Dr. Torke says that while she was surprised at how many patients were identified as needing the help of a surrogate decision-maker, the number is still probably low.

“We know from other studies that physicians tend to overestimate patients’ capacity to make decisions,” Dr. Torke says. “Patients nod and smile and go along with our plan, but we often do not conduct an in-depth assessment of their decision-making capacity. So our number is still probably an underestimate of the number of patients who actually need some help making decisions.”

Another interesting finding: Patients’ daughters are much more likely to care for patients than sons. More than half of the surrogates (59%) were daughters, compared to 25% who were sons and 21% who were spouses.
“There have not been a lot of data on surrogates in the inpatient setting,” Dr. Torke says, “but we know from the caregiving literature that most caregivers in the outpatient setting tend to be daughters. It is not surprising that most of the people making decisions in the hospital are also the daughters.”

New ways to communicate
Also not a surprise: Patients who needed decision-making help from surrogates tended to be sicker and have more complex conditions than other patients. Dr. Torke says the need for a surrogate makes these patients exponentially more difficult to manage.

“It is more complicated to make decisions when you are working with a surrogate,” Dr. Torke explains. “The whole hospital is set up for patients who can give their own histories and make their own decisions.”
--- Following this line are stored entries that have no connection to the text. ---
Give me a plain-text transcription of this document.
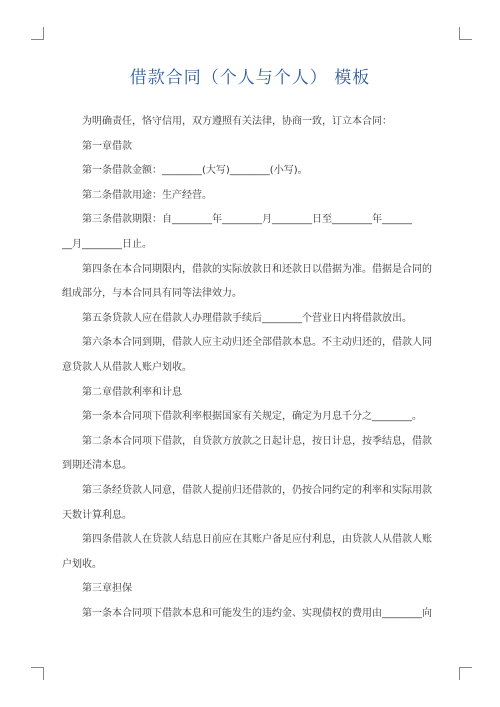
借款合同（个人与个人） 模板

为明确责任，恪守信用，双方遵照有关法律，协商一致，订立本合同：

第一章借款

第一条借款金额：________(大写)________(小写)。

第二条借款用途：生产经营。

第三条借款期限：自________年________月________日至________年______

__月________日止。

第四条在本合同期限内，借款的实际放款日和还款日以借据为准。借据是合同的

组成部分，与本合同具有同等法律效力。

第五条贷款人应在借款人办理借款手续后________个营业日内将借款放出。

第六条本合同到期，借款人应主动归还全部借款本息。不主动归还的，借款人同

意贷款人从借款人账户划收。

第二章借款利率和计息

第一条本合同项下借款利率根据国家有关规定，确定为月息千分之________。

第二条本合同项下借款，自贷款方放款之日起计息，按日计息，按季结息，借款

到期还清本息。

第三条经贷款人同意，借款人提前归还借款的，仍按合同约定的利率和实际用款

天数计算利息。

第四条借款人在贷款人结息日前应在其账户备足应付利息，由贷款人从借款人账

户划收。

第三章担保

第一条本合同项下借款本息和可能发生的违约金、实现债权的费用由________向
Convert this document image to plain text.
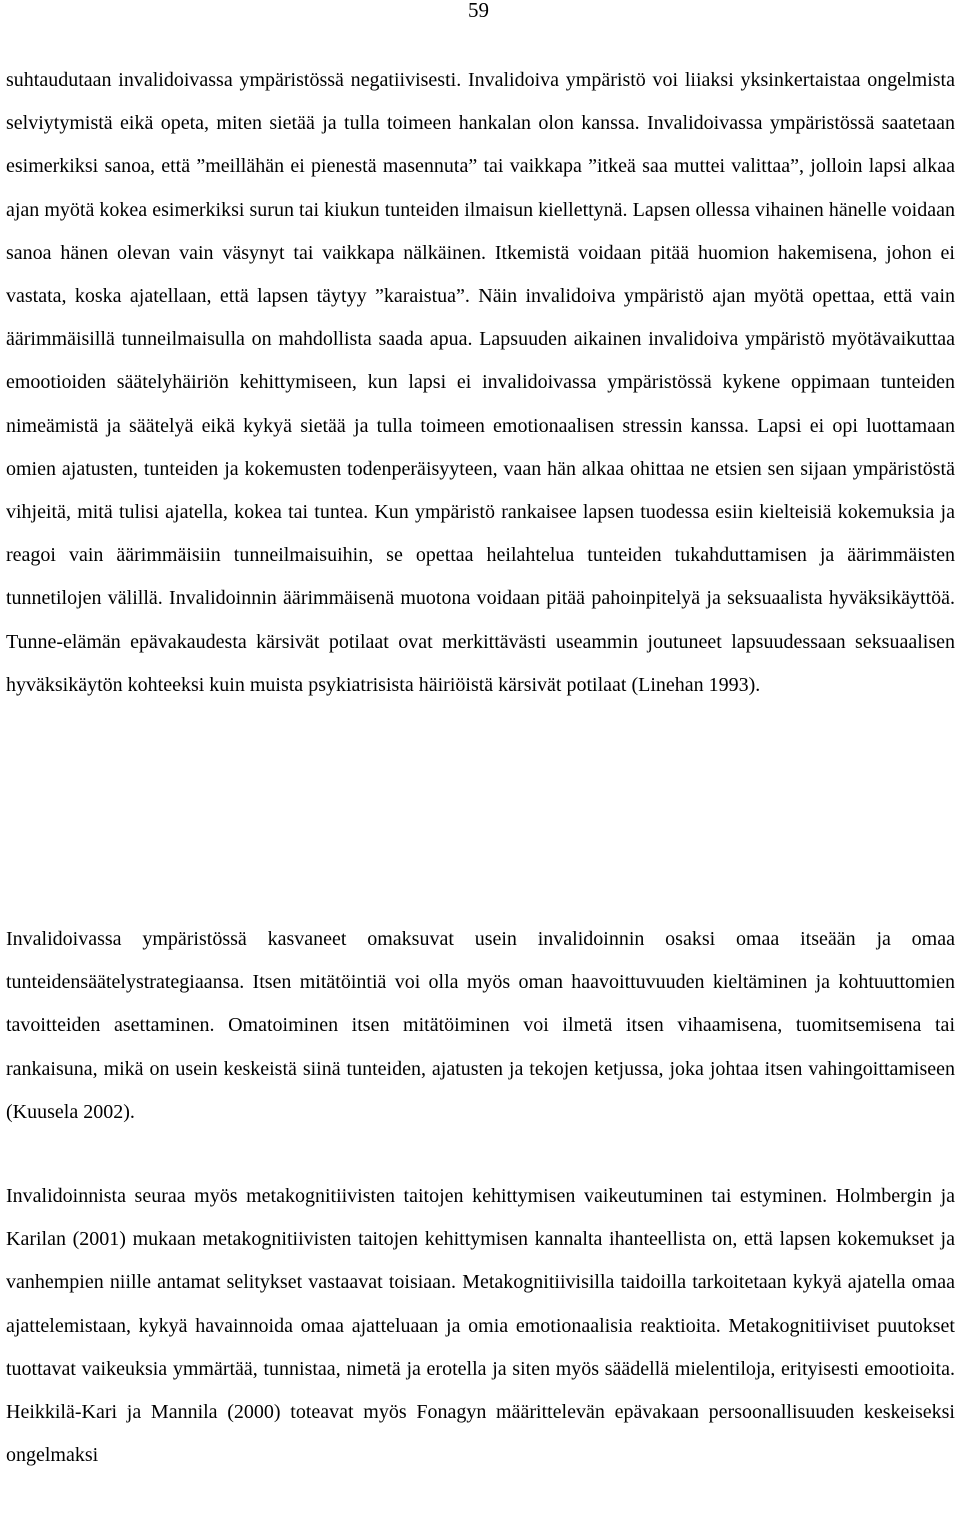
59

suhtaudutaan invalidoivassa ympäristössä negatiivisesti. Invalidoiva ympäristö voi liiaksi yksinkertaistaa ongelmista selviytymistä eikä opeta, miten sietää ja tulla toimeen hankalan olon kanssa. Invalidoivassa ympäristössä saatetaan esimerkiksi sanoa, että ”meillähän ei pienestä masennuta” tai vaikkapa ”itkeä saa muttei valittaa”, jolloin lapsi alkaa ajan myötä kokea esimerkiksi surun tai kiukun tunteiden ilmaisun kiellettynä. Lapsen ollessa vihainen hänelle voidaan sanoa hänen olevan vain väsynyt tai vaikkapa nälkäinen. Itkemistä voidaan pitää huomion hakemisena, johon ei vastata, koska ajatellaan, että lapsen täytyy ”karaistua”. Näin invalidoiva ympäristö ajan myötä opettaa, että vain äärimmäisillä tunneilmaisulla on mahdollista saada apua. Lapsuuden aikainen invalidoiva ympäristö myötävaikuttaa emootioiden säätelyhäiriön kehittymiseen, kun lapsi ei invalidoivassa ympäristössä kykene oppimaan tunteiden nimeämistä ja säätelyä eikä kykyä sietää ja tulla toimeen emotionaalisen stressin kanssa. Lapsi ei opi luottamaan omien ajatusten, tunteiden ja kokemusten todenperäisyyteen, vaan hän alkaa ohittaa ne etsien sen sijaan ympäristöstä vihjeitä, mitä tulisi ajatella, kokea tai tuntea. Kun ympäristö rankaisee lapsen tuodessa esiin kielteisiä kokemuksia ja reagoi vain äärimmäisiin tunneilmaisuihin, se opettaa heilahtelua tunteiden tukahduttamisen ja äärimmäisten tunnetilojen välillä. Invalidoinnin äärimmäisenä muotona voidaan pitää pahoinpitelyä ja seksuaalista hyväksikäyttöä. Tunne-elämän epävakaudesta kärsivät potilaat ovat merkittävästi useammin joutuneet lapsuudessaan seksuaalisen hyväksikäytön kohteeksi kuin muista psykiatrisista häiriöistä kärsivät potilaat (Linehan 1993).

Invalidoivassa ympäristössä kasvaneet omaksuvat usein invalidoinnin osaksi omaa itseään ja omaa tunteidensäätelystrategiaansa. Itsen mitätöintiä voi olla myös oman haavoittuvuuden kieltäminen ja kohtuuttomien tavoitteiden asettaminen. Omatoiminen itsen mitätöiminen voi ilmetä itsen vihaamisena, tuomitsemisena tai rankaisuna, mikä on usein keskeistä siinä tunteiden, ajatusten ja tekojen ketjussa, joka johtaa itsen vahingoittamiseen (Kuusela 2002).

Invalidoinnista seuraa myös metakognitiivisten taitojen kehittymisen vaikeutuminen tai estyminen. Holmbergin ja Karilan (2001) mukaan metakognitiivisten taitojen kehittymisen kannalta ihanteellista on, että lapsen kokemukset ja vanhempien niille antamat selitykset vastaavat toisiaan. Metakognitiivisilla taidoilla tarkoitetaan kykyä ajatella omaa ajattelemistaan, kykyä havainnoida omaa ajatteluaan ja omia emotionaalisia reaktioita. Metakognitiiviset puutokset tuottavat vaikeuksia ymmärtää, tunnistaa, nimetä ja erotella ja siten myös säädellä mielentiloja, erityisesti emootioita. Heikkilä-Kari ja Mannila (2000) toteavat myös Fonagyn määrittelevän epävakaan persoonallisuuden keskeiseksi ongelmaksi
“Physicians and their clinical teams walk around seeing patients and expect to make decisions right there during rounds,” she continues. “But the reality is that family members may or may not be there during rounds. They have jobs or other commitments and cannot be at the hospital, so the way things are set up is not really conducive to surrogate decision-making.”

For Dr. Torke, the study results are a clear sign that hospitals need to find new ways to communicate with surrogate decision-makers.
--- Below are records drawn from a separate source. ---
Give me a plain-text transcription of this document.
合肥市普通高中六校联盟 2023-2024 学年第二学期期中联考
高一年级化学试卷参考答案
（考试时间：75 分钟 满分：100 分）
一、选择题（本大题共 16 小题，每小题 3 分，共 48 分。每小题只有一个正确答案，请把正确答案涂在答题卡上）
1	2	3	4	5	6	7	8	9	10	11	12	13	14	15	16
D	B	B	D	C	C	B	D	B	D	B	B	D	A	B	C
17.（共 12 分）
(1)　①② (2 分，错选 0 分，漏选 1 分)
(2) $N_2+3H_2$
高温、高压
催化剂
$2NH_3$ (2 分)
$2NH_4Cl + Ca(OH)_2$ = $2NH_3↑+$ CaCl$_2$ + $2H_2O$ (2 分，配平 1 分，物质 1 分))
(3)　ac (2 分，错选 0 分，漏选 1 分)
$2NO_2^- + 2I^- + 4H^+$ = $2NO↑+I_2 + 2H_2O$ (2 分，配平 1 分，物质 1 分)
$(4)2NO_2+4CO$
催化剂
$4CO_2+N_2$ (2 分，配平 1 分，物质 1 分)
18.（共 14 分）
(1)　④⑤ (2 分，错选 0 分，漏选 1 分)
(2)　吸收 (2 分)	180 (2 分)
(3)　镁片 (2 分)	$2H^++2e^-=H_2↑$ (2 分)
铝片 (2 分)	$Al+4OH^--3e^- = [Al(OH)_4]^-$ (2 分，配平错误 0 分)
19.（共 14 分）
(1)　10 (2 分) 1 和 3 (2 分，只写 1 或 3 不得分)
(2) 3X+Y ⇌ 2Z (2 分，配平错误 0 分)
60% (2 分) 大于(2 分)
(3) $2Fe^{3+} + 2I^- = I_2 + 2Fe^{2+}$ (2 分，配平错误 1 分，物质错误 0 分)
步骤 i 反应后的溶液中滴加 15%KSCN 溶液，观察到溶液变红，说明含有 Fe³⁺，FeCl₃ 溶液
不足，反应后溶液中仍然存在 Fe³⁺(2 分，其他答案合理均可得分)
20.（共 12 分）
“There should be an expectation that the surrogate decision-maker will be called on a regular basis, possibly even daily, to be updated about the clinical situation and ensure that decisions are made,” she says. “We know that family members sometimes feel that they have trouble getting hold of their physicians to get updates and that they are getting information erratically. The hospital structure does not have a built-in mechanism for getting in touch with family members and keeping them up to date.”

In another study that Dr. Torke was part of, researchers talked to 35 surrogate decision-makers and found that most really appreciated frequent information. “They could tell amazing stories about both when they received information about their loved ones and how awful it was when they did not receive information,” she points out. “One thing we took away from that study was that surrogate decision-makers really value regular updates.”

Needed: system solutions
Dr. Torke wants to be clear about one thing: She doesn’t think that hospitalists need to work yet another phone call into their already-packed schedule, reaching out to surrogates.

“No one should think that this is a simple problem that is another task that falls on the shoulders of the hospitalist,” Dr. Torke explains. “This is a structural issue. This has to be something that the system does.”

She points out that data have found that surrogate decision-makers don’t want to hear from only physicians.

“Something we learned from another study in which we interviewed surrogate decision-makers is that they appreciate contact from many members of the health care team,” Dr. Torke says. “It does not have to necessarily be the physician who makes the call. This is something that could be shared among the multidisciplinary team.”

Edward Doyle is Editor of Today’s Hospitalist.